The principle of conservatism requires that accountants be allowed to recognize anticipated or potential losses, but should not be allowed the same action to be taken when considering anticipated or potential gains. For example, accountants are often required to write down assets to a value lower than their previous carrying amount if an asset becomes impaired from a loss or lack of future benefits related to that asset.

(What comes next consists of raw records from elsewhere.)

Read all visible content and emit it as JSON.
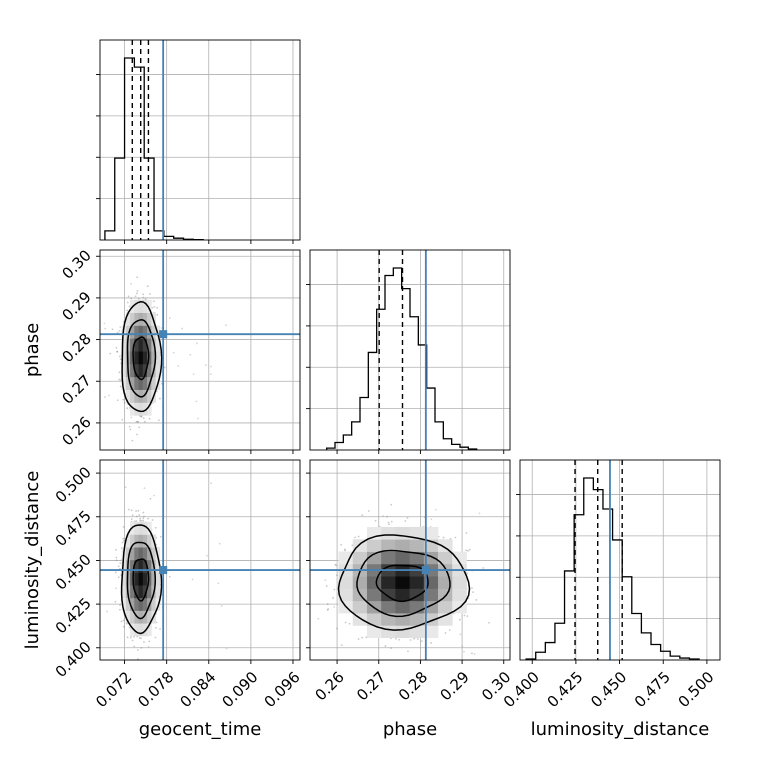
{
  "chart_data": {
    "type": "corner",
    "parameters": [
      "geocent_time",
      "phase",
      "luminosity_distance"
    ],
    "truths": [
      0.0775,
      0.2813,
      0.4445
    ],
    "truth_color": "#4682b4",
    "grid": true,
    "axes": {
      "geocent_time": {
        "label": "geocent_time",
        "range": [
          0.0685,
          0.097
        ],
        "ticks": [
          0.072,
          0.078,
          0.084,
          0.09,
          0.096
        ],
        "tick_labels": [
          "0.072",
          "0.078",
          "0.084",
          "0.090",
          "0.096"
        ]
      },
      "phase": {
        "label": "phase",
        "range": [
          0.2535,
          0.3015
        ],
        "ticks": [
          0.26,
          0.27,
          0.28,
          0.29,
          0.3
        ],
        "tick_labels": [
          "0.26",
          "0.27",
          "0.28",
          "0.29",
          "0.30"
        ]
      },
      "luminosity_distance": {
        "label": "luminosity_distance",
        "range": [
          0.393,
          0.5075
        ],
        "ticks": [
          0.4,
          0.425,
          0.45,
          0.475,
          0.5
        ],
        "tick_labels": [
          "0.400",
          "0.425",
          "0.450",
          "0.475",
          "0.500"
        ]
      }
    },
    "marginals": [
      {
        "parameter": "geocent_time",
        "bin_edges": [
          0.0692,
          0.0706,
          0.072,
          0.0734,
          0.0748,
          0.0762,
          0.0776,
          0.079,
          0.0804,
          0.0818,
          0.0832
        ],
        "counts": [
          0.05,
          0.45,
          1.0,
          0.95,
          0.45,
          0.05,
          0.02,
          0.01,
          0.004,
          0.002
        ],
        "quantiles": [
          0.0731,
          0.0743,
          0.0754
        ]
      },
      {
        "parameter": "phase",
        "bin_edges": [
          0.2575,
          0.2595,
          0.2615,
          0.2635,
          0.2655,
          0.2675,
          0.2695,
          0.2715,
          0.2735,
          0.2755,
          0.2775,
          0.2795,
          0.2815,
          0.2835,
          0.2855,
          0.2875,
          0.2895,
          0.2915,
          0.2935
        ],
        "counts": [
          0.01,
          0.04,
          0.08,
          0.15,
          0.28,
          0.52,
          0.75,
          0.93,
          0.97,
          0.86,
          0.71,
          0.56,
          0.33,
          0.15,
          0.06,
          0.03,
          0.015,
          0.005
        ],
        "quantiles": [
          0.2701,
          0.2757,
          0.2813
        ]
      },
      {
        "parameter": "luminosity_distance",
        "bin_edges": [
          0.3965,
          0.402,
          0.4075,
          0.413,
          0.4185,
          0.424,
          0.4295,
          0.435,
          0.4405,
          0.446,
          0.4515,
          0.457,
          0.4625,
          0.468,
          0.4735,
          0.479,
          0.4845,
          0.49,
          0.4955
        ],
        "counts": [
          0.005,
          0.04,
          0.09,
          0.19,
          0.46,
          0.75,
          0.94,
          0.88,
          0.78,
          0.62,
          0.43,
          0.24,
          0.14,
          0.08,
          0.045,
          0.02,
          0.01,
          0.005
        ],
        "quantiles": [
          0.4245,
          0.4375,
          0.4515
        ]
      }
    ],
    "joint": [
      {
        "x": "geocent_time",
        "y": "phase",
        "center": [
          0.0743,
          0.2757
        ],
        "sd": [
          0.0011,
          0.0056
        ],
        "contour_levels": [
          [
            1.0,
            0.9
          ],
          [
            1.8,
            1.65
          ],
          [
            2.55,
            2.35
          ]
        ]
      },
      {
        "x": "geocent_time",
        "y": "luminosity_distance",
        "center": [
          0.0743,
          0.4395
        ],
        "sd": [
          0.0011,
          0.0132
        ],
        "contour_levels": [
          [
            1.0,
            0.9
          ],
          [
            1.8,
            1.65
          ],
          [
            2.55,
            2.35
          ]
        ]
      },
      {
        "x": "phase",
        "y": "luminosity_distance",
        "center": [
          0.2757,
          0.4375
        ],
        "sd": [
          0.0062,
          0.0128
        ],
        "contour_levels": [
          [
            1.0,
            0.8
          ],
          [
            1.8,
            1.45
          ],
          [
            2.5,
            2.1
          ]
        ]
      }
    ]
  }
}
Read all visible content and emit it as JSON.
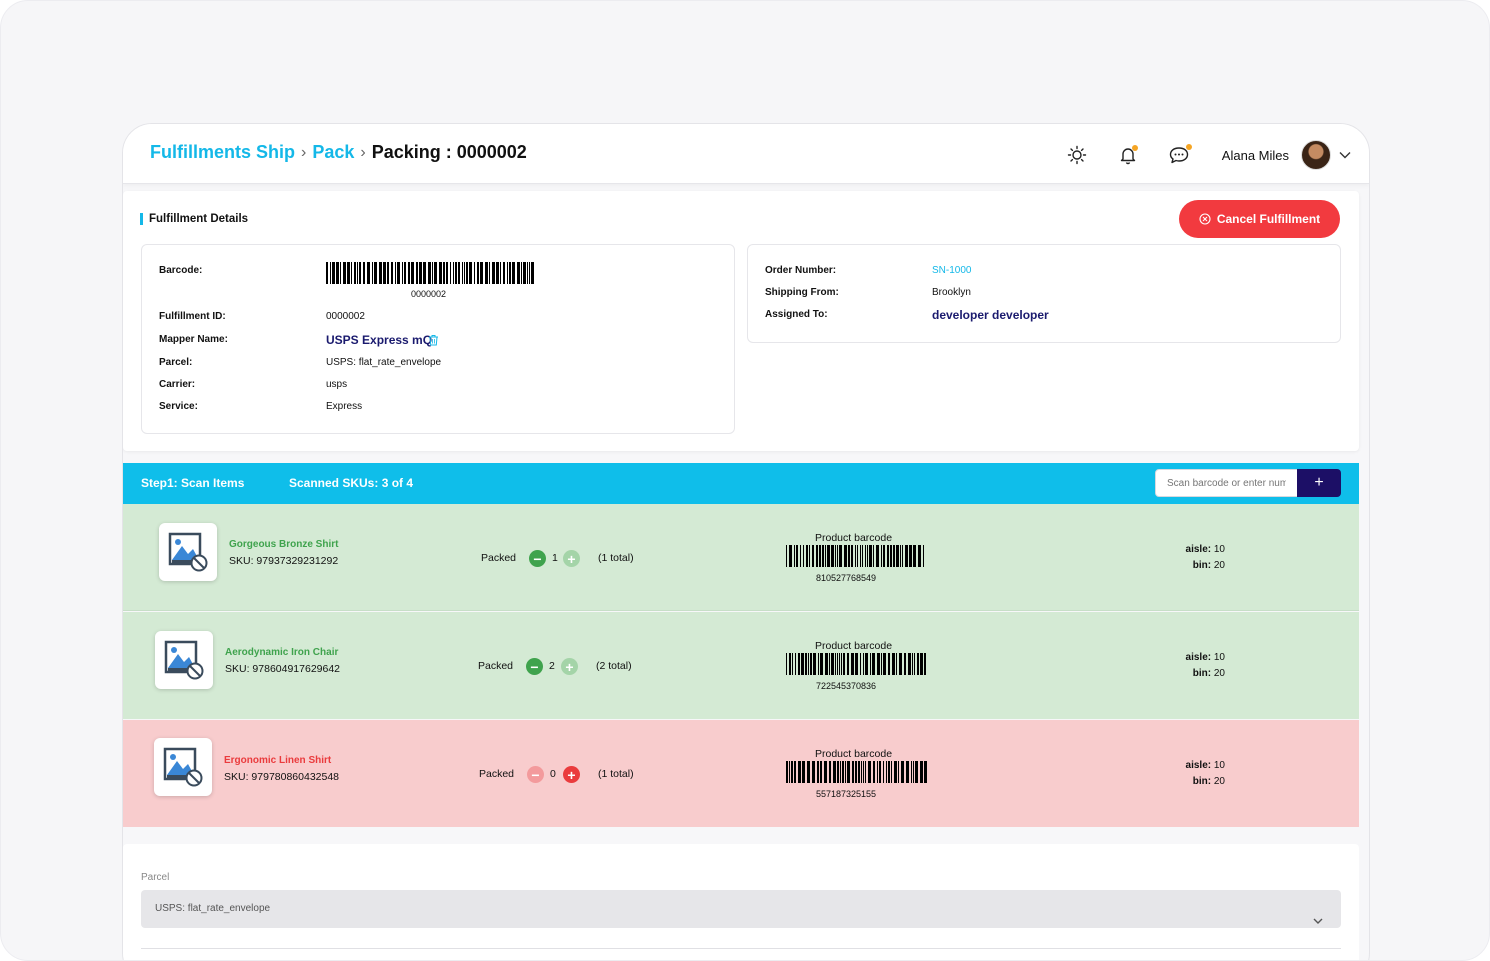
{
  "header": {
    "breadcrumb": [
      "Fulfillments Ship",
      "Pack"
    ],
    "current": "Packing : 0000002",
    "user_name": "Alana Miles",
    "icons": [
      "sun-icon",
      "bell-icon",
      "chat-icon",
      "chevron-down-icon"
    ]
  },
  "details": {
    "title": "Fulfillment Details",
    "cancel_label": "Cancel Fulfillment",
    "barcode_label": "Barcode:",
    "barcode_value": "0000002",
    "fulfillment_id_label": "Fulfillment ID:",
    "fulfillment_id": "0000002",
    "mapper_label": "Mapper Name:",
    "mapper_value": "USPS Express mQ",
    "parcel_label": "Parcel:",
    "parcel_value": "USPS: flat_rate_envelope",
    "carrier_label": "Carrier:",
    "carrier_value": "usps",
    "service_label": "Service:",
    "service_value": "Express",
    "order_label": "Order Number:",
    "order_value": "SN-1000",
    "shipping_label": "Shipping From:",
    "shipping_value": "Brooklyn",
    "assigned_label": "Assigned To:",
    "assigned_value": "developer developer"
  },
  "scan": {
    "step": "Step1: Scan Items",
    "count": "Scanned SKUs: 3 of 4",
    "placeholder": "Scan barcode or enter number",
    "add_label": "+"
  },
  "items": [
    {
      "name": "Gorgeous Bronze Shirt",
      "sku": "SKU: 97937329231292",
      "packed_label": "Packed",
      "qty": "1",
      "total": "(1 total)",
      "barcode_label": "Product barcode",
      "barcode": "810527768549",
      "aisle_label": "aisle:",
      "aisle": "10",
      "bin_label": "bin:",
      "bin": "20"
    },
    {
      "name": "Aerodynamic Iron Chair",
      "sku": "SKU: 978604917629642",
      "packed_label": "Packed",
      "qty": "2",
      "total": "(2 total)",
      "barcode_label": "Product barcode",
      "barcode": "722545370836",
      "aisle_label": "aisle:",
      "aisle": "10",
      "bin_label": "bin:",
      "bin": "20"
    },
    {
      "name": "Ergonomic Linen Shirt",
      "sku": "SKU: 979780860432548",
      "packed_label": "Packed",
      "qty": "0",
      "total": "(1 total)",
      "barcode_label": "Product barcode",
      "barcode": "557187325155",
      "aisle_label": "aisle:",
      "aisle": "10",
      "bin_label": "bin:",
      "bin": "20"
    }
  ],
  "parcel": {
    "label": "Parcel",
    "selected": "USPS: flat_rate_envelope"
  },
  "colors": {
    "accent": "#14b8e8",
    "danger": "#f23a3f",
    "navy": "#1c0f66",
    "row_ok": "#d4ead4",
    "row_missing": "#f8cccd"
  }
}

The conceptual framwork of accounting suggests that information is useful if it is both relevant and reliable. For information to be reliable, it must be complete, neutral and error free. Because neutrality (free from bias) and prudence (or conservatism) are contradictory, there exists a discussion about whether or not conservatism can aid in providing reliable information (or information that is faithfully represented). According to FASB, they do not include prudence or conservatism as an aspect of faithful representation because including either would be inconsistent with neutrality.1 

None-the-less, the principle of conservatism still underlies many rules in GAAP. According to FASB Concept Statement No. 5, this is because:

     In assessing the prospect that as yet uncompleted transactions will be concluded successfully, a degree of skepticism is often warranted.A s
     a reaction to uncertainty, more stringent requirements have historically been
 imposed for recognizing revenues and gains as components of
     earnings than for recognizing expenses and
 losses. Those conservative reactions influence the guidance for applying the recognition criteria
     to components of earnings.


One example is the lower of cost or net realizable value rule for inventory. This rule states that if inventories are likely to be sold for an amount less than their carrying amount, these inventories should be written down to the amount that they are worth, not the amount that the cost to obtain. On the other hand, inventories are never written up to an amount more than their previous carrying amount.

The principle of conservatism can also be used to 'break a tie': when more than one accounting methods appear equally suited for an economic phenominon, we can justify choosing one over another based on whether or not one provides a more conservative value of revenue, gains and assets than another.  This is because "deliberately reflecting conservative estimates of assets, liabilities, income, or equity sometimes has been considered desirable to counteract the effecs of some management estimates that have been perceived as excessively optimistic".2 

Therefore, while the principle of conservatism does not form a part of the explicit conceptual framework of accounting as laid out by FASB in September 2010 (because it is inconsistent with the principle of neutrality), in practice the principle is incorporated in a number of existing GAAP that accountants adhere to.